Imagination Technologies is announcing two new high-end mobile graphics processing units today in its PowerVR Series7XT portfolio. These designs—the GT7200 Plus and the GT7400 Plus—add integer pipelines and OpenCL 2.0 support to the GT7200 and GT7400 graphics processors. Those features purportedly make the Plus GPUs especially well-suited to tasks like computer vision, computational photography, and deep learning applications on mobile devices.

The GT7200 Plus is a "dual-cluster" design with a total of 64 ALU "cores," while the GT7400 Plus doubles those numbers to four clusters and 128 ALU cores. We've already examined the general principles of the Series7XT GPU, so we'll focus on that new integer pipeline here. The company says that while previous iterations of its Rogue-architecture ALU cores could only perform int32 operations, these Plus designs can now perform int8 and int16 operations, as well. Those more flexible processing paths are apparently useful for visual computing applications like those built using the Khronos Group's OpenVX API.
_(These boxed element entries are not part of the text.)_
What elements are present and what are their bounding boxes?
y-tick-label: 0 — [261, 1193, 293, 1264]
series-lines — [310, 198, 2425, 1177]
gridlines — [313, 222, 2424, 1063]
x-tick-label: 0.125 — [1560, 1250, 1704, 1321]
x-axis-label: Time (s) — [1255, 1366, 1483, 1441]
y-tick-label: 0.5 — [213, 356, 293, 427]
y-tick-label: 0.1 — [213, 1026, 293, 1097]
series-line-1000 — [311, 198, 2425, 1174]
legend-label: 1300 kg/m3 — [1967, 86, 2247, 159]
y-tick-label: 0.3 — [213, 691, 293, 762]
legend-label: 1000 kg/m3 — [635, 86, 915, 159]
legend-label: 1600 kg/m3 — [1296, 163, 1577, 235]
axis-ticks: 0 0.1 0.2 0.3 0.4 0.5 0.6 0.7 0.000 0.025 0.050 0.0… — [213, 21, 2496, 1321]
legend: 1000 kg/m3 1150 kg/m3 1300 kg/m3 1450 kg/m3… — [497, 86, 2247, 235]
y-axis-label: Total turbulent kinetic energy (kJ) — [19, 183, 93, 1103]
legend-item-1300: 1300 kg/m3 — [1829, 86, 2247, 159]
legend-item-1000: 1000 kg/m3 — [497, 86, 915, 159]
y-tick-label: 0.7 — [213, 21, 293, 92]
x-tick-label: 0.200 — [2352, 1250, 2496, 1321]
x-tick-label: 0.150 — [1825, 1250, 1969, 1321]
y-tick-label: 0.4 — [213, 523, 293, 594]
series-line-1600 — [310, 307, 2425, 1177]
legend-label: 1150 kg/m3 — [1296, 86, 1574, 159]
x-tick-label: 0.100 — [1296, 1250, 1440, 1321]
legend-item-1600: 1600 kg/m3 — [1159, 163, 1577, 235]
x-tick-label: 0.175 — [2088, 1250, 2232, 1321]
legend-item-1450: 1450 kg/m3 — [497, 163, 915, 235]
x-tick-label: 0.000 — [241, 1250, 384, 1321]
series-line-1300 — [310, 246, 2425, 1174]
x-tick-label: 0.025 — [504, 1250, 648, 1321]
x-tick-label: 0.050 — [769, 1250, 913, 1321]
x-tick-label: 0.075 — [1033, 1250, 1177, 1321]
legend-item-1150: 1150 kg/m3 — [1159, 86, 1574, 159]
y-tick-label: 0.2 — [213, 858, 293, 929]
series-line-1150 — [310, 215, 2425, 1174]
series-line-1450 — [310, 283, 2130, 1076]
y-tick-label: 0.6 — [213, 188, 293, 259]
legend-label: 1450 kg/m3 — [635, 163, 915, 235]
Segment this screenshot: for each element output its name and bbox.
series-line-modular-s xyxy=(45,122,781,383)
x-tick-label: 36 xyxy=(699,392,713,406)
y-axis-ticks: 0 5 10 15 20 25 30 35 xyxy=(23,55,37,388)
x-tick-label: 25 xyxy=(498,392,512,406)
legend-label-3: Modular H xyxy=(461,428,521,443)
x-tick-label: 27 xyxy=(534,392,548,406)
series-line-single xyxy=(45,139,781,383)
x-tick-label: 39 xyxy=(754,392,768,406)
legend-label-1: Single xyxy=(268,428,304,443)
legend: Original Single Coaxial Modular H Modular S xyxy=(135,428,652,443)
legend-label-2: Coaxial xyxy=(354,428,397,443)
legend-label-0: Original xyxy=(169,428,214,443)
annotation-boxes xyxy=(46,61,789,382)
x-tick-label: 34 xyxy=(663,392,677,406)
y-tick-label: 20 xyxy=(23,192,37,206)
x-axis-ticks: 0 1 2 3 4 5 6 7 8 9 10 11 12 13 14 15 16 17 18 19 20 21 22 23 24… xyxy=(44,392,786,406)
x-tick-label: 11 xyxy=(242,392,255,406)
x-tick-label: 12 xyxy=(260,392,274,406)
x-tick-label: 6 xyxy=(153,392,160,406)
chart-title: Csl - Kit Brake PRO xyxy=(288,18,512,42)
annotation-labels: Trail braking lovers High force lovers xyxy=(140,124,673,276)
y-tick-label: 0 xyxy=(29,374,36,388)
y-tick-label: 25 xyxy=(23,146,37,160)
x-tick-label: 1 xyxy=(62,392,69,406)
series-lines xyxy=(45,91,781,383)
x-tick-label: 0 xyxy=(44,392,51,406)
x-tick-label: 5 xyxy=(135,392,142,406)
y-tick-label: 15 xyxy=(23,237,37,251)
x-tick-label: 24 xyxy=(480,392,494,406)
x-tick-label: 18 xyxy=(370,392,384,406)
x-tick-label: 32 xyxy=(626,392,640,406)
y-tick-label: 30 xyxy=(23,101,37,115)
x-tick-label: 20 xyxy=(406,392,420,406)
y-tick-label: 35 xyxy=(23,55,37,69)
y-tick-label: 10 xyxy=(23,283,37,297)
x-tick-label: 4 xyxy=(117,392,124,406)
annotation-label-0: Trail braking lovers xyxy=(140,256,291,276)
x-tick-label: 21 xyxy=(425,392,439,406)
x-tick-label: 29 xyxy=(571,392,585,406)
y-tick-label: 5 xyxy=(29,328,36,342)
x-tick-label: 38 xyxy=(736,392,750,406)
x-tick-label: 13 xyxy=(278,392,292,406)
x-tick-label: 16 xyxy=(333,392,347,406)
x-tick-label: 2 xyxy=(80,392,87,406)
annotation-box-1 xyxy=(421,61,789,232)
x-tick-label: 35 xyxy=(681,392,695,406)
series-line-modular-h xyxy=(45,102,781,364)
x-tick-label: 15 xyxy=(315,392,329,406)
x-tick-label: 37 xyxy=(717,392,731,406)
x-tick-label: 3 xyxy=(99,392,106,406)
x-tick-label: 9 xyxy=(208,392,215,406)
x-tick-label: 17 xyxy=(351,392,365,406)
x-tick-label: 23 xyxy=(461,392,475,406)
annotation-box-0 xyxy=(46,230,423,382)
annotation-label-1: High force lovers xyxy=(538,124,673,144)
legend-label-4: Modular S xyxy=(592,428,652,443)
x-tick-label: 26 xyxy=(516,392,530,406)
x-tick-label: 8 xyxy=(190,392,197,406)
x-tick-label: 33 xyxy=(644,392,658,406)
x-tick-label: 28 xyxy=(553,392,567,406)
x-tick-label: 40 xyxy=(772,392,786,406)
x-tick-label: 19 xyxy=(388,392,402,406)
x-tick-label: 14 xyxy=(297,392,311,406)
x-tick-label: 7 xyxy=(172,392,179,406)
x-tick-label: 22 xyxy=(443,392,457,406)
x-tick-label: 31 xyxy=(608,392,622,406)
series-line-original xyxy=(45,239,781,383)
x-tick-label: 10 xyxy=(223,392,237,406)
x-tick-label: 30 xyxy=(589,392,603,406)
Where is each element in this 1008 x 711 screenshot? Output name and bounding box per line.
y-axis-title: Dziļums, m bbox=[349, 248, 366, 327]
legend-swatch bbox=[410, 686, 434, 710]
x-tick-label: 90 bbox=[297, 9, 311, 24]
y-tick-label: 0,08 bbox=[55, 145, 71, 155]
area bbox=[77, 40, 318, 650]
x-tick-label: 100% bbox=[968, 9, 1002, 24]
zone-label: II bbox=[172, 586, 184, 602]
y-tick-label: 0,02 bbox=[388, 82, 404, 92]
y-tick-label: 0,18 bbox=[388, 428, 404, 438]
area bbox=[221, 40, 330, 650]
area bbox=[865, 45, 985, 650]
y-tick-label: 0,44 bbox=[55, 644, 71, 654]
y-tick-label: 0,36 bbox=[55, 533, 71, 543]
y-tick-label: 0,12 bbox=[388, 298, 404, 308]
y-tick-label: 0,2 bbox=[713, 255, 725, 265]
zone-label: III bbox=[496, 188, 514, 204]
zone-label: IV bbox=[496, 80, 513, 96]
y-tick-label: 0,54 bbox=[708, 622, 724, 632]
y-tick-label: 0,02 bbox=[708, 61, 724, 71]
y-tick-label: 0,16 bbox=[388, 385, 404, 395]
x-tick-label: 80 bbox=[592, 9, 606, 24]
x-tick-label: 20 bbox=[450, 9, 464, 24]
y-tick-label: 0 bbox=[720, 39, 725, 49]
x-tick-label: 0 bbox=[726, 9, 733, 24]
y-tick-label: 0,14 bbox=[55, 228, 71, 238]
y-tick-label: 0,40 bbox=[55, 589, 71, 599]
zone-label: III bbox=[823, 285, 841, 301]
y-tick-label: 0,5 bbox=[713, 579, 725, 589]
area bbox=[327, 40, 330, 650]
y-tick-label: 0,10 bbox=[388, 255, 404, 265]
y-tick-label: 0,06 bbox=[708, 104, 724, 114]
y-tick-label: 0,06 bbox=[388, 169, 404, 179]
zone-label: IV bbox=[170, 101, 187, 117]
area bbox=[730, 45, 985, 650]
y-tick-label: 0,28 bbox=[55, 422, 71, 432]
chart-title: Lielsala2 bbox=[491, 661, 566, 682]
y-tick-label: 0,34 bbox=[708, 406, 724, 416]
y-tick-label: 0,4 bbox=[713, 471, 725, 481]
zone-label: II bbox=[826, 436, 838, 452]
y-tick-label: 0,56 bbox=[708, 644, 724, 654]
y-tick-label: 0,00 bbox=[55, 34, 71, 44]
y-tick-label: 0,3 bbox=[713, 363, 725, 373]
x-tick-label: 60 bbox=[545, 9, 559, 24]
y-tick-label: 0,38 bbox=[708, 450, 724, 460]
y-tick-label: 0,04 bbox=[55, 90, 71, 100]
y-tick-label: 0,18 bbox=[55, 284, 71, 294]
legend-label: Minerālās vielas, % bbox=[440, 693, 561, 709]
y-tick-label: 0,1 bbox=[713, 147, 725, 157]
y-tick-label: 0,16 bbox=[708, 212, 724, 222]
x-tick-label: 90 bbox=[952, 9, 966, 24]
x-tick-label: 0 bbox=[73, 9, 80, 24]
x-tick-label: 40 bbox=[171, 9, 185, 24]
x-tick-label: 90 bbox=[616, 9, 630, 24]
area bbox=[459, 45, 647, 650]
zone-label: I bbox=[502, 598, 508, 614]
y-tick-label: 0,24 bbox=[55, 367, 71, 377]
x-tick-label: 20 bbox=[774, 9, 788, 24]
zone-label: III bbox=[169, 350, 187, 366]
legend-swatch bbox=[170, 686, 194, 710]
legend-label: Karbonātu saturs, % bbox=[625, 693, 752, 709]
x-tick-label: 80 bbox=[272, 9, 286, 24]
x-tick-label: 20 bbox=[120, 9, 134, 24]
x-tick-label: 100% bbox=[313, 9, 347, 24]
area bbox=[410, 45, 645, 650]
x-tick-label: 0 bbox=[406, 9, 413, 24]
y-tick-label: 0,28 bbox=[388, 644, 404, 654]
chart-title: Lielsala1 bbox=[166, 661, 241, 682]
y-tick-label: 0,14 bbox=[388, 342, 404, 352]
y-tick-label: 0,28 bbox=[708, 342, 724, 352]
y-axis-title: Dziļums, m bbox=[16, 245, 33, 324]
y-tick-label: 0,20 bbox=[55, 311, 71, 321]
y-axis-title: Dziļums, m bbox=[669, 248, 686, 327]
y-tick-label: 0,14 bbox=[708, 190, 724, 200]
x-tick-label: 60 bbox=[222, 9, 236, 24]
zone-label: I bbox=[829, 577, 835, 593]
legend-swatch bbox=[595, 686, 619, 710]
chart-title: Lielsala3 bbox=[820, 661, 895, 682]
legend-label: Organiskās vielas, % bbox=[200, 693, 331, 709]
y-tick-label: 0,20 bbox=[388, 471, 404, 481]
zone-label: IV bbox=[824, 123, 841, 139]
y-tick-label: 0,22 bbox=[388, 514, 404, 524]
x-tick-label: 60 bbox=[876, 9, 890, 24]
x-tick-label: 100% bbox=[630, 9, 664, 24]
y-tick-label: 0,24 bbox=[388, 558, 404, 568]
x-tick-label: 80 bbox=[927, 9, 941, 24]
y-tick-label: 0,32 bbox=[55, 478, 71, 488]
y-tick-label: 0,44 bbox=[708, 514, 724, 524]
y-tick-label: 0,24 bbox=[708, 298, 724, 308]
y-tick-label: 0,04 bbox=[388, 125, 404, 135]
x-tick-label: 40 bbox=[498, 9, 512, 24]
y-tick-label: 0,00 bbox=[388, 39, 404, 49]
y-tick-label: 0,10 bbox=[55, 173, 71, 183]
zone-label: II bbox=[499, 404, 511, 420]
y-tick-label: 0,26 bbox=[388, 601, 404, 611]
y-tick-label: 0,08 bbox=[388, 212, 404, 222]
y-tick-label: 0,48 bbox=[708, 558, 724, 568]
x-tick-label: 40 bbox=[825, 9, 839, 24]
These Plus GPUs also add hardware features necessary to support the OpenCL 2.0 API. Imagination Technologies says the improved shared virtual memory support in these GPUs means that SoCs with these GPUs on board can share pointers between the GPU and CPU, reducing redundancy in memory and also reducing latency. These GPUs also add support for dynamic parallelism, meaning that the graphics processor can manage its own threads without CPU interaction. Dynamic parallelism purports to simplify the GPU programming model and lessen CPU overhead. It could also reduce SoC power consumption and allow many GPU computing algorithms to execute more efficiently.

As an example of what this hardware can do, Imagination Technologies says that Chinese software and services company Baidu was able to accelerate one of its deep-neural-network applications using PowerVR GPUs in mobile devices. That application can perform image classification in real time using input from the device's camera to distinguish among various objects in a scene (a shirt and purse, for example).

According to Imagination, other applications that could benefit from the Plus-series chips' visual-computing features include face, body, and gesture tracking, smart video surveillance, HDR rendering, driver-assist systems in cars, object and scene reconstruction, augmented reality, visual inspection, and robotics.